Qatar’s authorities are lagging severely behind on efforts to address the rampant abuse of migrant workers’ rights, Amnesty International said in a briefing published six months after the government announced a series of reforms to tackle exploitation ahead of the 2022 World Cup.
No Extra Time: How Qatar is still failing on workers’ rights ahead of the World Cup sets out how the Qatari government has failed to reform the systems that facilitate the abuse of migrant workers and has made only minimal progress on a number of plans it announced in May 2014.
“Time is running out fast. It has been four years since Qatar won the bid to host the World Cup, putting itself in the global spotlight, so far its response to migrant labour abuses has not been much more than promises of action and draft laws,” said Sherif Elsayed-Ali, Head of Refugee and Migrants’ Rights at Amnesty International.
“Urgent action is needed to ensure we do not end up with a World Cup tournament that is built on forced labour and exploitation.”
The briefing analyzes the response of the authorities to nine key issues critical to the rights of migrant workers in Qatar. On five of these issues, there has been no progress, and only limited or partial progress was achieved in the other four areas.
“Despite making repeated promises to clean up its act ahead of the World Cup, the government of Qatar still appears to be dragging its feet over some of the most fundamental changes needed such as abolishing the exit permit and overhauling its abusive sponsorship system,” said Sherif Elsayed-Ali.
Amnesty International has repeatedly urged Qatar to cancel the exit-permit, a blatant violation of migrants’ rights that gives employers control over migrant workers’ movements and can lead to exploited migrants being trapped and unable to leave the country.
It has also consistently called for reform of the sponsorship or “kafala” system- which ties workers to their employers and encourages forced labour.
Amnesty International has highlighted exploitative practices in Qatar such as delays in payments of migrants’ wages, harsh and dangerous working conditions, poor living conditions and shocking details of forced labour and physical and sexual violence against domestic workers in two reports it issued last year.
Following an international outcry spurred by critical media reports and pressure from Amnesty International and other rights groups, the Qatari government appointed the law firm DLA Piper to investigate allegations of abuse.
In May 2014 DLA Piper made a series of recommendations to the government in a wide ranging report that also criticized the sponsorship system.
Shortly afterwards the Qatari government announced a series of reforms including proposals to amend the sponsorship system and the exit permit and to abolish a rule that prevents workers from returning to Qatar for two years after they have ended a contract.

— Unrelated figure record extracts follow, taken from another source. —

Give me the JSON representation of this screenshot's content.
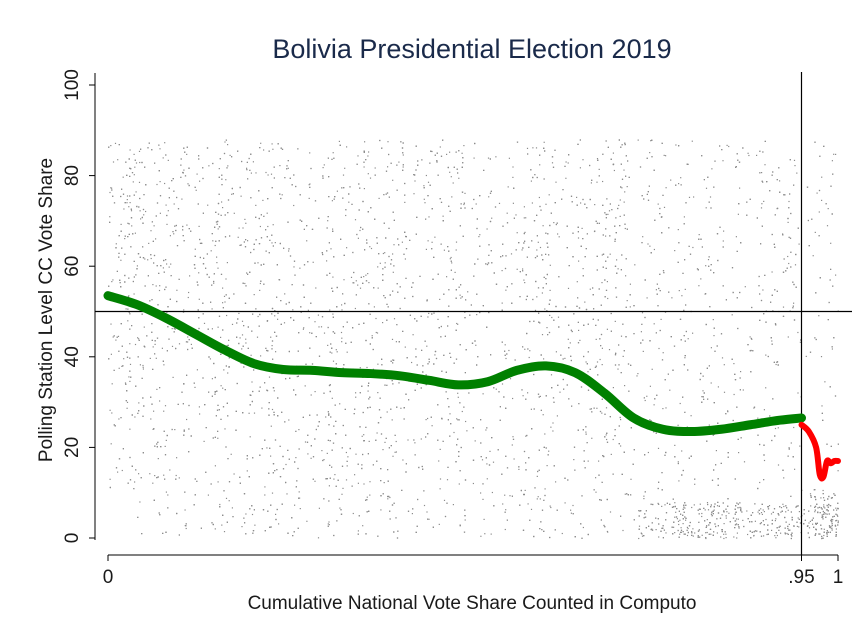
{
  "chart_data": {
    "type": "scatter",
    "title": "Bolivia Presidential Election 2019",
    "xlabel": "Cumulative National Vote Share Counted in Computo",
    "ylabel": "Polling Station Level CC Vote Share",
    "xlim": [
      -0.01,
      1.0
    ],
    "ylim": [
      -2,
      102
    ],
    "x_ticks": [
      {
        "value": 0,
        "label": "0"
      },
      {
        "value": 0.95,
        "label": ".95"
      },
      {
        "value": 1,
        "label": "1"
      }
    ],
    "y_ticks": [
      {
        "value": 0,
        "label": "0"
      },
      {
        "value": 20,
        "label": "20"
      },
      {
        "value": 40,
        "label": "40"
      },
      {
        "value": 60,
        "label": "60"
      },
      {
        "value": 80,
        "label": "80"
      },
      {
        "value": 100,
        "label": "100"
      }
    ],
    "reference_lines": {
      "horizontal": 50,
      "vertical": 0.95
    },
    "grid": false,
    "legend": "none",
    "colors": {
      "scatter": "#8c8c8c",
      "fit_before": "#008000",
      "fit_after": "#ff0000",
      "title": "#1a2a4a"
    },
    "series": [
      {
        "kind": "scatter",
        "description_points": "polling stations (dense cloud, approx. 0–95)"
      },
      {
        "kind": "smoothed",
        "segment": "before",
        "x": [
          0,
          0.04,
          0.08,
          0.12,
          0.16,
          0.2,
          0.24,
          0.28,
          0.32,
          0.36,
          0.4,
          0.44,
          0.48,
          0.52,
          0.56,
          0.6,
          0.64,
          0.68,
          0.72,
          0.76,
          0.8,
          0.84,
          0.88,
          0.92,
          0.95
        ],
        "y": [
          53.5,
          51.5,
          48.5,
          45,
          41.5,
          38.5,
          37.2,
          37,
          36.5,
          36.3,
          35.8,
          34.8,
          33.8,
          34.5,
          37,
          38,
          36.5,
          32,
          26.5,
          24,
          23.5,
          24,
          25,
          26,
          26.5
        ]
      },
      {
        "kind": "smoothed",
        "segment": "after",
        "x": [
          0.95,
          0.96,
          0.97,
          0.975,
          0.98,
          0.985,
          0.99,
          0.995,
          1.0
        ],
        "y": [
          25,
          23.5,
          20,
          14,
          13.5,
          17,
          16.5,
          17,
          17
        ]
      }
    ]
  }
}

In Amnesty International’s view, the announced reforms were a missed opportunity as they would not address the crux of the issues contributing to widespread abuse of migrant workers. Even these limited proposed reforms remain unfulfilled.
Additionally, the government’s moves since May to remove the major obstacles to workers trying to get justice and to address grave concerns regarding health and safety for construction workers have been inadequate.
“Six months later, only a handful of the limited measures announced in May have even been partially implemented. Overall the steps taken so far are woefully insufficient,” said Sherif Elsayed-Ali.
“By failing to act quickly to address the gaping holes in its human rights record, Qatar risks seriously damaging its credibility and calling into question its commitment to human rights.”
As part of comprehensive reforms needed to make the sponsorship system and labour law compliant with Qatar’s human rights obligations, Amnesty International is calling on Qatar to take concrete, initial steps, including:
• unambiguously abolish the exit permit;
• launch an independent investigation into the causes of migrant workers’ deaths;
• drop prohibitive fees for workers to raise court cases against employers;
• publish the names of exploitative recruiters and employers;
• grant domestic workers the legal protection of labour rights afforded to other workers.
The organization will continue to monitor the steps undertaken by Qatar to address these and other issues over the coming six months.